Every year millions of people visit Disney theme parks in the United States. Even more will be coming this summer with the opening of the “Star Wars: Galaxy's Edge” attractions in the states of California and Florida. To ease the crush of those crowds, Disney has announced new rules limiting the size of strollers. Strollers wider than 31 inches and longer than 52 inches will no longer be allowed inside Disney parks and wagon strollers will be banned altogether. The new rules seek to ease overcrowding on walkways and in lines, a Disney spokesperson said, and “to make it more enjoyable for everyone who visits.” Disney parks will rent strollers that are the right size for $15 a day. Many families make plans to visit Disney parks on summer vacation. Where would you like to go on summer vacation this year? In the newspaper or online, find stories and ads about places to go on vacation. Pick one and write a personal letter to other members of your family, telling them why this place would be great for vacation.

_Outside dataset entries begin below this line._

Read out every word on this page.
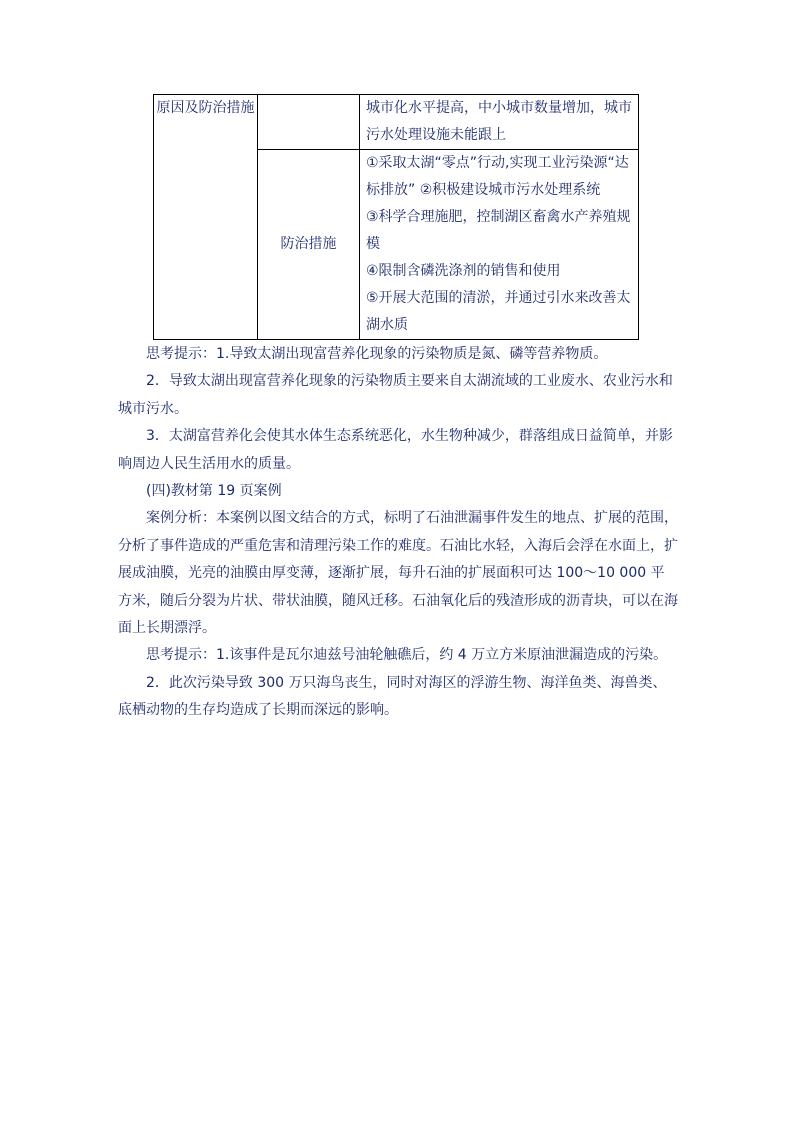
原因及防治措施		城市化水平提高，中小城市数量增加，城市污水处理设施未能跟上
	防治措施	①采取太湖“零点”行动,实现工业污染源“达标排放” ②积极建设城市污水处理系统
③科学合理施肥，控制湖区畜禽水产养殖规模
④限制含磷洗涤剂的销售和使用
⑤开展大范围的清淤，并通过引水来改善太湖水质

思考提示：1.导致太湖出现富营养化现象的污染物质是氮、磷等营养物质。

2．导致太湖出现富营养化现象的污染物质主要来自太湖流域的工业废水、农业污水和城市污水。

3．太湖富营养化会使其水体生态系统恶化，水生物种减少，群落组成日益简单，并影响周边人民生活用水的质量。

(四)教材第 19 页案例

案例分析：本案例以图文结合的方式，标明了石油泄漏事件发生的地点、扩展的范围，分析了事件造成的严重危害和清理污染工作的难度。石油比水轻，入海后会浮在水面上，扩展成油膜，光亮的油膜由厚变薄，逐渐扩展，每升石油的扩展面积可达 100～10 000 平方米，随后分裂为片状、带状油膜，随风迁移。石油氧化后的残渣形成的沥青块，可以在海面上长期漂浮。

思考提示：1.该事件是瓦尔迪兹号油轮触礁后，约 4 万立方米原油泄漏造成的污染。

2．此次污染导致 300 万只海鸟丧生，同时对海区的浮游生物、海洋鱼类、海兽类、底栖动物的生存均造成了长期而深远的影响。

Common Core State Standards: Reading closely what a text says explicitly and to make logical inferences from it; producing clear and coherent writing in which the development, organization and style are appropriate to the task.

4. Ban on Bags

Single-use plastic bags are widely used by stores and restaurants because they are inexpensive and convenient. They also cause a great deal of litter in neighborhoods, clog waterways and pose a threat to wildlife. In New York State, lawmakers have decided to take a stand against plastic bags, approving a measure that would prohibit stores from using them. The goal is to reduce litter and pollution from bags that blow around parks and streets and get caught in the branches of trees high above the ground. “These bags have blighted our environment and clogged our waterways,” Governor Andrew M. Cuomo said after legislators agreed to the proposal. The ban, which will take effect next March, will “protect our natural resources for future generations,” Cuomo said. In approving the measure, New York becomes the second state after California to ban single-use bags. New York’s ban on plastic bags is an attempt to clean up the environment. In the newspaper or online, find and closely read a story about another effort to clean the environment. Use what you read to write a short editorial, giving your opinion on why the effort is important and how people could support it. Back up your opinion with facts from the story.

Common Core State Standards: Writing opinion pieces on topics or texts, supporting a point of view with reasons and information; citing specific textual evidence when writing or speaking to support conclusions.

5. Veggie Burger

All over the world, families and restaurants are looking for alternatives to meat in recipes. Now Burger King has taken the effort to a whole new level. The fast-food hamburger chain has announced it is introducing an all-vegetable alternative to its famous Whopper sandwich. The non-meat hamburger was introduced last week at restaurants in the area surrounding the Midwest city of St. Louis, Missouri. Developed for Burger King by a California company called Impossible Foods, the all-vegetable burger is called the Impossible Whopper. A Burger King spokesman told the New York Times newspaper that if the Impossible Whopper succeeds in Missouri, the company will offer it at all 7,200 of its restaurants nationwide. Companies often try new things to attract customers or respond to what they want. In the newspaper or online, find and study ads and stories about a company trying something new. Write a paragraph explaining why the company is trying this new thing and what will make it a success.

Common Core State Standards: Writing informative/explanatory texts to examine a topic and convey ideas and information clearly; citing specific textual evidence when writing or speaking to support conclusions.